Kuldip arrived at the house and I spent a few minutes with him. I am irritated by his behaviour despite the opportunities his presence here provides me with. Although he says all the right things about why he is here, his actions are not convincing. He doesn’t listen as he should and he doesn’t seem prepared to surrender to a process he sees working in others.
In the afternoon Karaj and Arun returned from their meeting and Arun presented me with two bound volumes of my journal. I am delighted with them, and it was a lovely gesture. Many thanks to both of you. It was also nice to see the pleasant side of Arun again.
In the evening George and Harriet arrived and so did Sunil. I was ready to go home to bed but I ended up staying until 23.30. I became frustrated with Sunil because there was work of his to be completed. Work which Kuldip had started. It was the involvement of Kuldip which caused my confusion and annoyance, at which point I politely said to Sunil that he should finish it off himself while I spent some time in the garden.

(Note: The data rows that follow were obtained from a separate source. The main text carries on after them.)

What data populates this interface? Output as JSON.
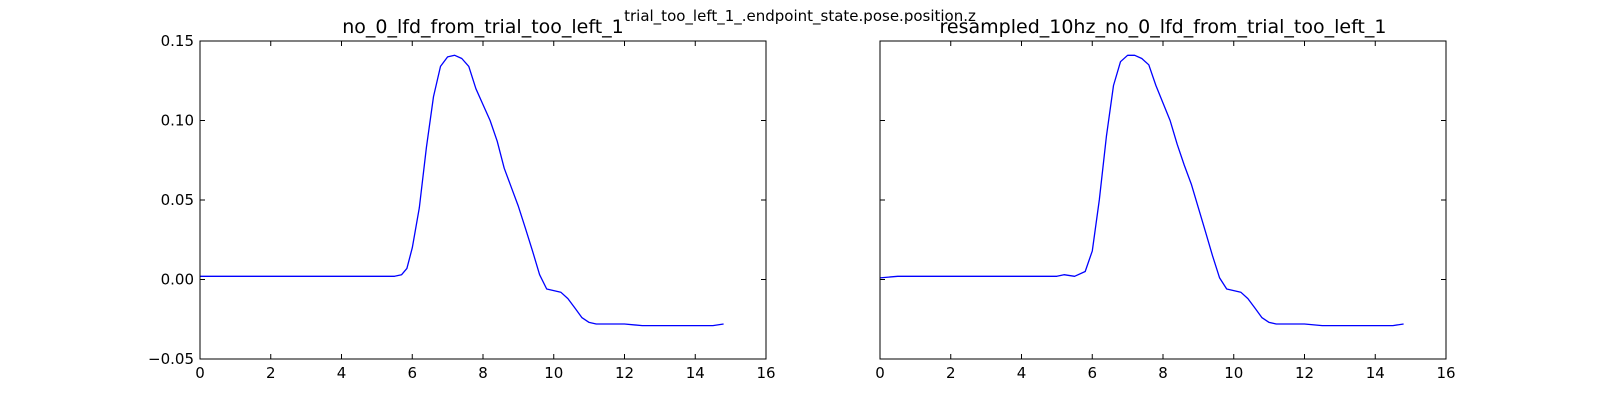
{
  "figure": {
    "suptitle": "trial_too_left_1_.endpoint_state.pose.position.z"
  },
  "chart_data": [
    {
      "type": "line",
      "title": "no_0_lfd_from_trial_too_left_1",
      "xlabel": "",
      "ylabel": "",
      "xlim": [
        0,
        16
      ],
      "ylim": [
        -0.05,
        0.15
      ],
      "x_ticks": [
        "0",
        "2",
        "4",
        "6",
        "8",
        "10",
        "12",
        "14",
        "16"
      ],
      "y_ticks": [
        "0.15",
        "0.10",
        "0.05",
        "0.00",
        "−0.05"
      ],
      "y_tick_values": [
        0.15,
        0.1,
        0.05,
        0.0,
        -0.05
      ],
      "grid": false,
      "color": "#0000ff",
      "series": [
        {
          "x": [
            0,
            0.5,
            1,
            1.5,
            2,
            2.5,
            3,
            3.5,
            4,
            4.5,
            5,
            5.5,
            5.7,
            5.85,
            6.0,
            6.2,
            6.4,
            6.6,
            6.8,
            7.0,
            7.2,
            7.4,
            7.6,
            7.8,
            8.0,
            8.2,
            8.4,
            8.6,
            8.8,
            9.0,
            9.2,
            9.4,
            9.6,
            9.8,
            10.0,
            10.2,
            10.4,
            10.6,
            10.8,
            11.0,
            11.2,
            11.5,
            12.0,
            12.5,
            13.0,
            13.5,
            14.0,
            14.5,
            14.8
          ],
          "y": [
            0.002,
            0.002,
            0.002,
            0.002,
            0.002,
            0.002,
            0.002,
            0.002,
            0.002,
            0.002,
            0.002,
            0.002,
            0.003,
            0.007,
            0.02,
            0.045,
            0.083,
            0.115,
            0.134,
            0.14,
            0.141,
            0.139,
            0.134,
            0.12,
            0.11,
            0.1,
            0.087,
            0.07,
            0.058,
            0.046,
            0.032,
            0.018,
            0.003,
            -0.006,
            -0.007,
            -0.008,
            -0.012,
            -0.018,
            -0.024,
            -0.027,
            -0.028,
            -0.028,
            -0.028,
            -0.029,
            -0.029,
            -0.029,
            -0.029,
            -0.029,
            -0.028
          ]
        }
      ]
    },
    {
      "type": "line",
      "title": "resampled_10hz_no_0_lfd_from_trial_too_left_1",
      "xlabel": "",
      "ylabel": "",
      "xlim": [
        0,
        16
      ],
      "ylim": [
        -0.05,
        0.15
      ],
      "x_ticks": [
        "0",
        "2",
        "4",
        "6",
        "8",
        "10",
        "12",
        "14",
        "16"
      ],
      "y_ticks": [],
      "y_tick_values": [
        0.15,
        0.1,
        0.05,
        0.0,
        -0.05
      ],
      "grid": false,
      "color": "#0000ff",
      "series": [
        {
          "x": [
            0,
            0.5,
            1,
            1.5,
            2,
            2.5,
            3,
            3.5,
            4,
            4.5,
            5,
            5.2,
            5.5,
            5.8,
            6.0,
            6.2,
            6.4,
            6.6,
            6.8,
            7.0,
            7.2,
            7.4,
            7.6,
            7.8,
            8.0,
            8.2,
            8.4,
            8.6,
            8.8,
            9.0,
            9.2,
            9.4,
            9.6,
            9.8,
            10.0,
            10.2,
            10.4,
            10.6,
            10.8,
            11.0,
            11.2,
            11.5,
            12.0,
            12.5,
            13.0,
            13.5,
            14.0,
            14.5,
            14.8
          ],
          "y": [
            0.001,
            0.002,
            0.002,
            0.002,
            0.002,
            0.002,
            0.002,
            0.002,
            0.002,
            0.002,
            0.002,
            0.003,
            0.002,
            0.005,
            0.018,
            0.05,
            0.09,
            0.122,
            0.137,
            0.141,
            0.141,
            0.139,
            0.135,
            0.122,
            0.111,
            0.1,
            0.085,
            0.072,
            0.06,
            0.045,
            0.03,
            0.015,
            0.001,
            -0.006,
            -0.007,
            -0.008,
            -0.012,
            -0.018,
            -0.024,
            -0.027,
            -0.028,
            -0.028,
            -0.028,
            -0.029,
            -0.029,
            -0.029,
            -0.029,
            -0.029,
            -0.028
          ]
        }
      ]
    }
  ]
}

Looking back I was also annoyed with Sunil because he was being so vague about what needed doing. At one point in the evening I felt a familiar feeling: I wanted to walk away. I wanted to walk away from the house and stay away for a long time. This is something which I often do. I start something on my own, and as soon as others begin to join in or do the same I drift away.
My feedback from Karaj concerned my attitude towards Sunil’s work. He told me that whatever state I’m in, I need to be in charge. Even when I’m low I should be able to help people relax and take their problems off them. Sunil had missed his last train so he stayed at mine. Karaj dropped us both off and explained to Sunil that he had been the cause of my frustration earlier on in the evening. Whatever the reason, be it Kuldip’s confusing input or his own melancholy, all he needed to do was be clear with me what needed doing and I could have got on with it.